Today this stretch of coast is a dreary sight. Only one baglio is still functioning, while the rest decay. The disused Anglican church is inaccessible behind high walls, with vegetation threatening to throttle it. Go north a couple of miles, though, and you come to the shallow lagoon, now a world centre of kite-surfing, with Mozia in its centre. Salt pans line the shore, local spas offer all kinds of saline therapies, and boats – one named Whitaker – carry a stream of visitors to the island. Apart from the ancient remains and the museum, there are vineyards growing the local Grillo grape, which goes into a very acceptable wine with “Fondazione Whitaker” on the label.
The connection between Sicily and our own isles goes back much further than the days of Ingham Whitaker, though. In the enchanting marble-paved streets of Marsala’s historic centre, the basilica in the main square is dedicated to San Tommaso di Canterbury. His statue on the exterior shows him, somewhat unusually, with a huge beard, holding a staff and martyr’s palm. Why such reverence here? One reason is that Joan, the daughter of Henry II, the man responsible for Thomas Becket’s death, married the king of Sicily in 1177. Like her father, she wanted to atone for the saint’s murder.

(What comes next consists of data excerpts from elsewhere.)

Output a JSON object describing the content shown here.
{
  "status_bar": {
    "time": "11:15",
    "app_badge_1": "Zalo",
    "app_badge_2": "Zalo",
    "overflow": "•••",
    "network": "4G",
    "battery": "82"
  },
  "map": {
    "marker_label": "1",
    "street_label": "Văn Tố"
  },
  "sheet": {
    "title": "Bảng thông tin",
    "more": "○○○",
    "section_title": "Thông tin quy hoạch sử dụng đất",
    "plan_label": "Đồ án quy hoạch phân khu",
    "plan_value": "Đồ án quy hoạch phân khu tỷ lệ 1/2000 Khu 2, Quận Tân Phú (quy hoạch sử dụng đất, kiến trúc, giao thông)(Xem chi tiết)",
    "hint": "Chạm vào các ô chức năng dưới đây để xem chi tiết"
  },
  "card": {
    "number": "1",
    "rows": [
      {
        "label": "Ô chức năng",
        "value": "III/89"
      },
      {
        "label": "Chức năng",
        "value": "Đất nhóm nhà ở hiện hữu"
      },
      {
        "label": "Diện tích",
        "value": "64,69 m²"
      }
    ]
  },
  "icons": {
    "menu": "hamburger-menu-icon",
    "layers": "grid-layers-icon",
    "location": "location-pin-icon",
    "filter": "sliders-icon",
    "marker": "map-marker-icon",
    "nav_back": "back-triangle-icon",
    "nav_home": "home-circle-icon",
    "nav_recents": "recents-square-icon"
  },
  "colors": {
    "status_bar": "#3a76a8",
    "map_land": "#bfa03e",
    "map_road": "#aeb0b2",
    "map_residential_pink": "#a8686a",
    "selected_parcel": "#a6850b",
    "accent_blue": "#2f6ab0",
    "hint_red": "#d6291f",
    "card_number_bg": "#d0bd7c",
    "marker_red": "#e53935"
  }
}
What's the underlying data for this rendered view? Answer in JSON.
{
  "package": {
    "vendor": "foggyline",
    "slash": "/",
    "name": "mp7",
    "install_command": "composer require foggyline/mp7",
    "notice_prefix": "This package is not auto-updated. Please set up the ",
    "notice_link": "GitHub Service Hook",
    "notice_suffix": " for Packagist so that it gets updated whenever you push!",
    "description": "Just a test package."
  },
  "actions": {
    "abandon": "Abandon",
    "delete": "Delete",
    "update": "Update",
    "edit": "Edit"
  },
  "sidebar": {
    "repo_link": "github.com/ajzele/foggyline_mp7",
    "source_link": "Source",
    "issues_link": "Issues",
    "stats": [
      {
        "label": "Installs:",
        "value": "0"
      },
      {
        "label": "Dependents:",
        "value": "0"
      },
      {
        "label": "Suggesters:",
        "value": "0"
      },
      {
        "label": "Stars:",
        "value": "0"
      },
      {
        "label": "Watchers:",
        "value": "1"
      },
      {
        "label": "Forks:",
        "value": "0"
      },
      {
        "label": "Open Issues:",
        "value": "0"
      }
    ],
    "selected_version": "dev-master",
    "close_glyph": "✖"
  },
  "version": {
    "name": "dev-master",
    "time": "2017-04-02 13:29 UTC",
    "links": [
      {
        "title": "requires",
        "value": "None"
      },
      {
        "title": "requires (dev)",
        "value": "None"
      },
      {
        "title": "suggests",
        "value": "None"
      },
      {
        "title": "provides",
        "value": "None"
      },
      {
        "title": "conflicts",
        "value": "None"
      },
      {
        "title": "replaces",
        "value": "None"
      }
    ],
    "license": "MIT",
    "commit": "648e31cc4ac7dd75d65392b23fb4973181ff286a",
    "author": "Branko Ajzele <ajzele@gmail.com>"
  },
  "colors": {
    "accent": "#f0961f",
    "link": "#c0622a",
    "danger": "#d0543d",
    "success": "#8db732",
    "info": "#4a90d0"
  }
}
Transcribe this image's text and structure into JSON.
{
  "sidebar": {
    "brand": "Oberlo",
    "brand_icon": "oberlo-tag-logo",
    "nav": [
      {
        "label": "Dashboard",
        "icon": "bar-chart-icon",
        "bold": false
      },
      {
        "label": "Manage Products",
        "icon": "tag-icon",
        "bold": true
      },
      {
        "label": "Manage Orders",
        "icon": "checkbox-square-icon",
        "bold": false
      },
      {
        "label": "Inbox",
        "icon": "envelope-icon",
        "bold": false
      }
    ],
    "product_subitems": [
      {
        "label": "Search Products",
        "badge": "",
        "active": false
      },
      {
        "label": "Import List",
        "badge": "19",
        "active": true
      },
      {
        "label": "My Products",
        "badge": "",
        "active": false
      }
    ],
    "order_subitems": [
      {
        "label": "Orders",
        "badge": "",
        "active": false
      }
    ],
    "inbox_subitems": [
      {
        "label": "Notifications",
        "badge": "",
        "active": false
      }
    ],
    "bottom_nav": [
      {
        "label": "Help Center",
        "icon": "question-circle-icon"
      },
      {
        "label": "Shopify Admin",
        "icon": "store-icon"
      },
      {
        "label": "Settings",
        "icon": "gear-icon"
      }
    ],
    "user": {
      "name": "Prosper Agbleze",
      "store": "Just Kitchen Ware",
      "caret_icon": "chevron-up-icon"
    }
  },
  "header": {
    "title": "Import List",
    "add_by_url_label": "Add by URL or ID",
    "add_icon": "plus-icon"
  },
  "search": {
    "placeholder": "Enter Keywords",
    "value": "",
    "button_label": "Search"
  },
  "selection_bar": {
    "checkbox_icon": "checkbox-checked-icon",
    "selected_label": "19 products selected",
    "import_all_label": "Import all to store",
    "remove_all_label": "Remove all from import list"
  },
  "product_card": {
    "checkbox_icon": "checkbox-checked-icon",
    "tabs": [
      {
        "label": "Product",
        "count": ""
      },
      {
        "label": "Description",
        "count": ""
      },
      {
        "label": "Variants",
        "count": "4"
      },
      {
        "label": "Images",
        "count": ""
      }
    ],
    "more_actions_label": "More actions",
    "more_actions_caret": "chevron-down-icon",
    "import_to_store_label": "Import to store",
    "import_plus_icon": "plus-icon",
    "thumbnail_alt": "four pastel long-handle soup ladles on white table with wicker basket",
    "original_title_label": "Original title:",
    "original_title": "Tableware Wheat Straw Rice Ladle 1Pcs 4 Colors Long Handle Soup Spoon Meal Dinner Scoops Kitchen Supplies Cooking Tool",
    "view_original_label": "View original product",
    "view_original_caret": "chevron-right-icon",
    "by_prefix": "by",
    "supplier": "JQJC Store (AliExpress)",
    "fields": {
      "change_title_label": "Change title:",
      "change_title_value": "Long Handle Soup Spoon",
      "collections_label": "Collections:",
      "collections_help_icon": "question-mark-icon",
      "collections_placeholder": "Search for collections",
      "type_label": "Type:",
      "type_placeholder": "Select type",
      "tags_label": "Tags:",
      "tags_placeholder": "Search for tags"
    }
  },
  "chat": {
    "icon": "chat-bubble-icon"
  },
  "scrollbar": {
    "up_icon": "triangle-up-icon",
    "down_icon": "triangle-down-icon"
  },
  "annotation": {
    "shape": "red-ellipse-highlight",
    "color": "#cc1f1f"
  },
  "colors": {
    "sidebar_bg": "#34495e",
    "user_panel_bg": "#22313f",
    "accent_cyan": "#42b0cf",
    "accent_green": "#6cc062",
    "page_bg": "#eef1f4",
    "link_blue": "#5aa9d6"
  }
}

As for more modern links, just round the corner from another Whitaker mansion in Palermo which is now the police headquarters, I found the Modwear shop, “based on British culture”. In the window this was manifested by a portrait of Liam Gallagher and an Andy Capp T-shirt. But there was also a Lambretta-branded bucket hat, proving that long after we Whitakers left Sicily, the cultural influences still flow both ways. If only some of the Whitaker wealth had flowed into my coffers.